日本のサービスモデル、コンテンツの領域での競争優位性は確かだが、逆にその優位性の賞味期限もせいぜいあと1、2年程度だろうという危機感もある。PCで勝ち組となった海外ソーシャルメディアやSAPはすでに次を見越してモバイル戦略の検討を始めているし、大手VCでも日本のサービスモデルを海外の市場でどうすれば適用できるか検討を始めている。さらに、海外ではiPhone対Androidという日本ではまだ表面化していない対立軸の中で、モバイルインターネットの標準争いが展開されている。
このまま放置すれば彼らが別の進化系の究極形にたどり着くのも時間の問題だろう。90年代PCで日本国内標準PC-98が海外から入ってきたDOS/Vに絶滅に追いやられたのと同様に、日本のモバイル業界が海外標準に規模の経済にモノを言わされ駆逐されてしまう――そんなシナリオも見えてくる。では、グローバル展開をするためには何か必要なのか? 5つのKSFを見ていきたい。

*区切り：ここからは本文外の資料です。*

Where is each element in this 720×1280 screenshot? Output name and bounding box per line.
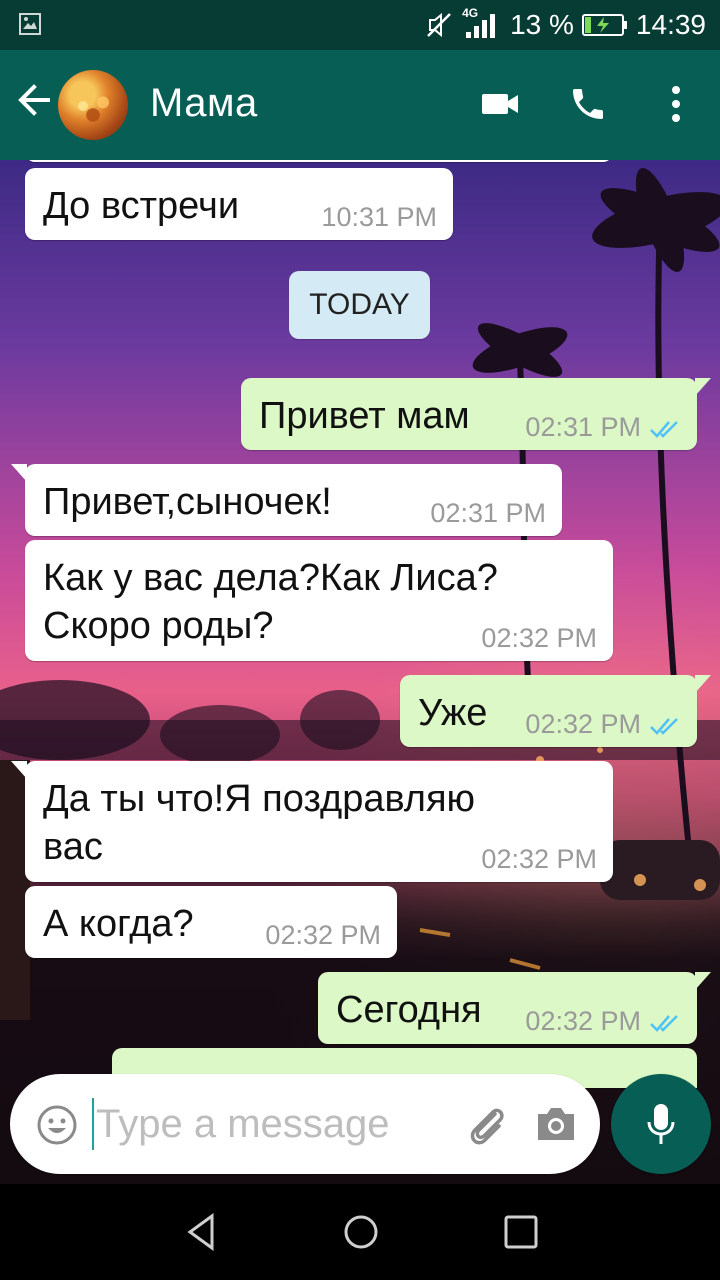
signal-icon: 4G xyxy=(462,6,502,40)
message-text: Привет,сыночек! xyxy=(43,481,332,523)
message-composer xyxy=(10,1074,600,1174)
bubble-tail xyxy=(11,464,27,482)
message-text: А когда? xyxy=(43,903,194,945)
message-bubble-outgoing[interactable]: Привет мам 02:31 PM xyxy=(241,378,711,450)
emoji-icon[interactable] xyxy=(36,1104,78,1146)
message-bubble-incoming[interactable]: Привет,сыночек! 02:31 PM xyxy=(11,464,562,536)
message-bubble-incoming[interactable]: Да ты что!Я поздравляю вас 02:32 PM xyxy=(11,761,613,882)
message-bubble-incoming[interactable]: А когда? 02:32 PM xyxy=(25,886,397,958)
message-bubble-incoming[interactable]: Как у вас дела?Как Лиса? Скоро роды? 02:… xyxy=(25,540,613,661)
mute-icon xyxy=(427,12,451,38)
message-text: До встречи xyxy=(43,185,240,227)
clock: 14:39 xyxy=(635,9,706,40)
message-time: 10:31 PM xyxy=(321,202,437,232)
bubble-tail xyxy=(695,972,711,990)
avatar[interactable] xyxy=(58,70,128,140)
message-time: 02:32 PM xyxy=(481,844,597,874)
message-text: Привет мам xyxy=(259,395,470,437)
message-text-line: Как у вас дела?Как Лиса? xyxy=(43,557,498,599)
voice-record-button[interactable] xyxy=(611,1074,711,1174)
text-cursor xyxy=(92,1098,94,1150)
message-bubble-incoming[interactable]: До встречи 10:31 PM xyxy=(25,168,453,240)
date-divider: TODAY xyxy=(289,271,430,339)
phone-icon xyxy=(573,89,603,119)
video-call-button[interactable] xyxy=(476,80,524,128)
message-bubble-partial xyxy=(25,160,613,162)
message-time: 02:31 PM xyxy=(430,498,546,528)
bubble-tail xyxy=(695,378,711,396)
message-time: 02:32 PM xyxy=(481,623,597,653)
mic-icon xyxy=(647,1104,675,1144)
bubble-tail xyxy=(695,675,711,693)
screenshot-icon xyxy=(19,13,41,35)
video-call-icon xyxy=(482,94,518,114)
message-text: Уже xyxy=(418,692,488,734)
message-text: Сегодня xyxy=(336,989,482,1031)
voice-call-button[interactable] xyxy=(564,80,612,128)
message-bubble-outgoing[interactable]: Уже 02:32 PM xyxy=(400,675,711,747)
recents-nav-icon[interactable] xyxy=(501,1212,541,1252)
battery-icon xyxy=(581,14,627,36)
read-receipt-icon xyxy=(650,718,678,735)
chat-area[interactable]: До встречи 10:31 PM TODAY Привет мам 02:… xyxy=(0,160,720,1184)
chat-header: Мама xyxy=(0,50,720,160)
system-nav-bar xyxy=(0,1184,720,1280)
battery-percent: 13 % xyxy=(510,9,574,40)
message-time: 02:32 PM xyxy=(525,1006,641,1036)
more-options-button[interactable] xyxy=(652,80,700,128)
bubble-tail xyxy=(11,761,27,779)
back-nav-icon[interactable] xyxy=(182,1212,222,1252)
arrow-left-icon[interactable] xyxy=(14,80,54,120)
read-receipt-icon xyxy=(650,421,678,438)
status-bar: 4G 13 % 14:39 xyxy=(0,0,720,50)
contact-name[interactable]: Мама xyxy=(150,81,258,126)
message-bubble-outgoing[interactable]: Сегодня 02:32 PM xyxy=(318,972,711,1044)
message-time: 02:32 PM xyxy=(525,709,641,739)
message-time: 02:32 PM xyxy=(265,920,381,950)
read-receipt-icon xyxy=(650,1015,678,1032)
message-text-line: Да ты что!Я поздравляю xyxy=(43,778,476,820)
camera-icon[interactable] xyxy=(534,1104,578,1144)
message-time: 02:31 PM xyxy=(525,412,641,442)
home-nav-icon[interactable] xyxy=(341,1212,381,1252)
message-input[interactable] xyxy=(96,1094,456,1154)
more-vert-icon xyxy=(672,86,680,122)
paperclip-icon[interactable] xyxy=(465,1102,509,1148)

世界中の先進市場で顕在化している変化の兆しを組み合わせることで、業界の進化の方向感の仮説を形作ることが可能だ。そして、進化の分岐点を継続的に観測していくことで、仮説をアップデートし自社の戦略を素早く変化に対応させていくことができる。
例えば、現状の「Open SNS+ソーシャルアプリ」のブームの兆しの断片は随所に見られた。家庭用ゲーム市場の成熟化、PCオンラインゲームにおけるアイテム課金モデルの登場、モバイル上でのSNSの立ち上がり、米国PC SNSにおけるオープン化政策の成否によるFacebookとMySpaceの逆転。